3. malice theory. On that basis, the court determined petitioner did not qualify for relief under section 1172.6. The court also determined petitioner would still be found guilty beyond a reasonable doubt of attempted murder under section 188, subdivision (a)(1). On that basis, the petition was denied. DISCUSSION A. Section 1172.6 Procedure Effective January 1, 2019, the Legislature passed Senate Bill No. 1437 (2017– 2018 Reg. Sess.) “to amend the felony murder rule and the natural and probable consequences doctrine . . . to ensure that murder liability is not imposed on a person who is not the actual killer, did not act with the intent to kill, or was not a major participant in the underlying felony who acted with reckless indifference to human life.” (Stats. 2018, ch. 1015, § 1, subd. (f); accord, People v.
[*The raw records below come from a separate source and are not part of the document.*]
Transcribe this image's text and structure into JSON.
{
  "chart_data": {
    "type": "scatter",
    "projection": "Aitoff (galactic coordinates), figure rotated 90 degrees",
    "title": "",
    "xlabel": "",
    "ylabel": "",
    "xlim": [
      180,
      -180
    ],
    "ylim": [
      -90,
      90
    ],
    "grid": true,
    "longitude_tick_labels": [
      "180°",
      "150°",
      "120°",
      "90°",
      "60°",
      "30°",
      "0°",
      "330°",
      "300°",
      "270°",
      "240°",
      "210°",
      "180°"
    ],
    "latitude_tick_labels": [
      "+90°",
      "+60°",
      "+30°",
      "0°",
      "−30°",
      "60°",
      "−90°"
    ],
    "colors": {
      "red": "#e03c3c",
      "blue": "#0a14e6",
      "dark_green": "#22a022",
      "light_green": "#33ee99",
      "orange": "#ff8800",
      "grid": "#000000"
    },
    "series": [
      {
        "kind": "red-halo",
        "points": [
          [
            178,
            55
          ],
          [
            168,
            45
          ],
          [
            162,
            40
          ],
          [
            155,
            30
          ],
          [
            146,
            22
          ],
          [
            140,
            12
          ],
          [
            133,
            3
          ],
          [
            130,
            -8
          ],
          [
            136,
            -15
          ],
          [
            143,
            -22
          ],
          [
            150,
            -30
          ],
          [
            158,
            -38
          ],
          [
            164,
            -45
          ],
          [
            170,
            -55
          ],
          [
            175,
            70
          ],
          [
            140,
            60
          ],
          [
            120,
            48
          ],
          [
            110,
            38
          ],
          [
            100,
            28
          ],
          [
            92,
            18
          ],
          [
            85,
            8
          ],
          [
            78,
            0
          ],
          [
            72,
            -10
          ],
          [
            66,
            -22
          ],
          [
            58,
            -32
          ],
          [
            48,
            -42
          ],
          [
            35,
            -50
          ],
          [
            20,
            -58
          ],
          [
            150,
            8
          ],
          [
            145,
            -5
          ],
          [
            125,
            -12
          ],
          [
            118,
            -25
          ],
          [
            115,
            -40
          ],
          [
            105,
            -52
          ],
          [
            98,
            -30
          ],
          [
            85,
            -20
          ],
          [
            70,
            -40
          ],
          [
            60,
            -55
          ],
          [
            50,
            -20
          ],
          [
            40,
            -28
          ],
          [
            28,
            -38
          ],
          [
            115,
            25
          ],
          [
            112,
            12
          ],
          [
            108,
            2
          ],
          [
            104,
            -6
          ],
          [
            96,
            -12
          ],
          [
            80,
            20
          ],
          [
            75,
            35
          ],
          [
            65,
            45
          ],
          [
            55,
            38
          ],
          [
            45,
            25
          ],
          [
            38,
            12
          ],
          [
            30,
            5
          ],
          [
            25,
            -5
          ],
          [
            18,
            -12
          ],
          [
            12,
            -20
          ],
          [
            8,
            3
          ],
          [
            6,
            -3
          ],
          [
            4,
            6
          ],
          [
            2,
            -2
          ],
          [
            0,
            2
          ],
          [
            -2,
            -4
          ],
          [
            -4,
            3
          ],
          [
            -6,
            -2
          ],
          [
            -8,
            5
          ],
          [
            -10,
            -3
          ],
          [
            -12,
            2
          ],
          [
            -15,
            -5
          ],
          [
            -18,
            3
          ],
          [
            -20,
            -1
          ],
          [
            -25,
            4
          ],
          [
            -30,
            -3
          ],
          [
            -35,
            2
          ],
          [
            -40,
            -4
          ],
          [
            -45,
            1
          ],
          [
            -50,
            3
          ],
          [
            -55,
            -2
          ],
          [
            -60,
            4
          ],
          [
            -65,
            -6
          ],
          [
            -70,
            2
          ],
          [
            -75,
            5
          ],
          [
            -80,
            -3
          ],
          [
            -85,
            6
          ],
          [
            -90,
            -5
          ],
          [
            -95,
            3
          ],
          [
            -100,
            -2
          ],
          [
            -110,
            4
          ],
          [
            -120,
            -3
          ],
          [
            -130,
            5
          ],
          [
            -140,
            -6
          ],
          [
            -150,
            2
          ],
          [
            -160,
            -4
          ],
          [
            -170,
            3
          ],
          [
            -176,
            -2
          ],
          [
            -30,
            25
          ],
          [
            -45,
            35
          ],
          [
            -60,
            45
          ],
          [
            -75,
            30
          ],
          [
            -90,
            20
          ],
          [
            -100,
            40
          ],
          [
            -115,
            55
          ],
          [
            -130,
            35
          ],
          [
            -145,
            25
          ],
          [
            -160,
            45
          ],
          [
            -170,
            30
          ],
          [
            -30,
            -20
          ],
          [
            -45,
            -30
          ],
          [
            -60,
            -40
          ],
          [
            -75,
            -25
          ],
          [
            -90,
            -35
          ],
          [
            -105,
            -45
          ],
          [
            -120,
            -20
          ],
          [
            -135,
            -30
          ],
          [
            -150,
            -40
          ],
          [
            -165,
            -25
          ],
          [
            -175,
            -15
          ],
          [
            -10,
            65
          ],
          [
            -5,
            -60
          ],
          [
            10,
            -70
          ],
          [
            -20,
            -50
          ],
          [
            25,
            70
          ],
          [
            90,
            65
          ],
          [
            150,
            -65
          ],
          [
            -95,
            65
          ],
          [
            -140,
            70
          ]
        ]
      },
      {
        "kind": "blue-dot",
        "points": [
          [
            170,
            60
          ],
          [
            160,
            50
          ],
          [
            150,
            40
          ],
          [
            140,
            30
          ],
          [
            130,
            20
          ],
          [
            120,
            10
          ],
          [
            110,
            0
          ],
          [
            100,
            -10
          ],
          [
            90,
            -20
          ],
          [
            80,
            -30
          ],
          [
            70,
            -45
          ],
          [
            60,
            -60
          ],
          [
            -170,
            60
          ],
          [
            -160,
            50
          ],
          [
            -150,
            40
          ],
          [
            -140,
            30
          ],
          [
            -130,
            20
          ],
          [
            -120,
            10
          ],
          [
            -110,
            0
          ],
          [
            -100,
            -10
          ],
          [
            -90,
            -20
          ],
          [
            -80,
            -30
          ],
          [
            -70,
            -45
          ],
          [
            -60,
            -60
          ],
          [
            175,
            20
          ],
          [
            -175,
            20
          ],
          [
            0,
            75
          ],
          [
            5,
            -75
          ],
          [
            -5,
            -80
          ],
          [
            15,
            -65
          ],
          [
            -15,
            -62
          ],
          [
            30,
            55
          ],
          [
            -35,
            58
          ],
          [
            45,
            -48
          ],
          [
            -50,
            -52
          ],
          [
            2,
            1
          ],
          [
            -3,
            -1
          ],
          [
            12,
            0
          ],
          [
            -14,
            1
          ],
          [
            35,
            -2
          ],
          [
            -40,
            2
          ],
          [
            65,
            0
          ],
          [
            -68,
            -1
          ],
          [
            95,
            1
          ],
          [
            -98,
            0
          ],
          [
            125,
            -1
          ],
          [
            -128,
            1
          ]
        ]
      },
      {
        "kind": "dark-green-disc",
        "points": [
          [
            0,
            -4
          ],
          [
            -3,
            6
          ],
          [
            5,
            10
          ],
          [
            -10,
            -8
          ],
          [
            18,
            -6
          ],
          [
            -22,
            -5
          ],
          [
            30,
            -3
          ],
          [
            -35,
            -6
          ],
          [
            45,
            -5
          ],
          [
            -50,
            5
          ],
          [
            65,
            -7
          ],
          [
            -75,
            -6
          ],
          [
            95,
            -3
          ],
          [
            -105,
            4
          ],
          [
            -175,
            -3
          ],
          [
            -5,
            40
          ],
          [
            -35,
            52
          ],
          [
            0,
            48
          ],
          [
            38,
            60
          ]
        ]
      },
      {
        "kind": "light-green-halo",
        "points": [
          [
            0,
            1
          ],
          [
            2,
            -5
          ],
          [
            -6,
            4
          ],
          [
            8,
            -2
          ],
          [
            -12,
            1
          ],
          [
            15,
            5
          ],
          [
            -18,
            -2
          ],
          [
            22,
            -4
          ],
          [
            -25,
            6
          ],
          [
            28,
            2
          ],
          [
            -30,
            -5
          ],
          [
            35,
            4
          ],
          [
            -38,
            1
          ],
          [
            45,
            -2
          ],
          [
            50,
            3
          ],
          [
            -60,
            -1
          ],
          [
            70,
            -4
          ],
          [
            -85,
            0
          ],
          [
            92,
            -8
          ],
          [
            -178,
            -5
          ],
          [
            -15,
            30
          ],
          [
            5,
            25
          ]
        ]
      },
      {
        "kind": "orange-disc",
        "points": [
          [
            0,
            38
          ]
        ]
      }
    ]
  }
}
Strong (2022) 13 Cal.5th 698, 707–708 (Strong).) Relevant here, the bill amended the natural and probable consequences doctrine by requiring that a principal act with malice aforethought before he or she may be convicted of murder or attempted murder. (§ 188, subd. (a)(3); accord, People v. Gentile (2020) 10 Cal.5th 830, 842–843 (Gentile).) Now, “[m]alice shall not be imputed to a person based solely on his or her participation in a crime.” (§ 188, subd. (a)(3).) The bill also amended the felony-murder rule by providing that a participant in a qualifying felony is liable for murder only if the victim was a peace officer in the performance of his or her duties, or the defendant was the actual killer, aided and abetted the actual killer in the commission of first degree murder with the intent to kill, or was a major participant in the felony and acted with reckless indifference to human life. (§ 189, subds. (e), (f); accord, Strong, at p. 708.) Senate Bill No. 1437 (2017–2018 Reg. Sess.) also added former section 1170.95, now renumbered as section 1172.6, which provides a procedure for persons convicted of “attempted murder under the natural and probable consequences doctrine” to seek vacatur of the conviction and resentencing. (§ 1172.6, subd. (a); accord, Gentile, supra, 10

4. Cal.5th at p. 853.) “[T]he process begins with the filing of a petition containing a declaration that all requirements for eligibility are met.” (Strong, supra, 13 Cal.5th at p. 708.) The sentencing court must then determine whether the petitioner has made a prima facie showing that he or she is entitled to relief. (§ 1172.6, subds. (a)–(c); accord, Strong, at p. 708.) Our Supreme Court has emphasized that “the prima facie inquiry . . . is limited.” (People v. Lewis (2021) 11 Cal.5th 952, 971 (Lewis).) “[T]he ‘prima facie bar was intentionally and correctly set very low.’ ” (Id. at p. 972.) The court may not engage in “ ‘factfinding involving the weighing of evidence or the exercise of discretion’ ” at the prima facie stage.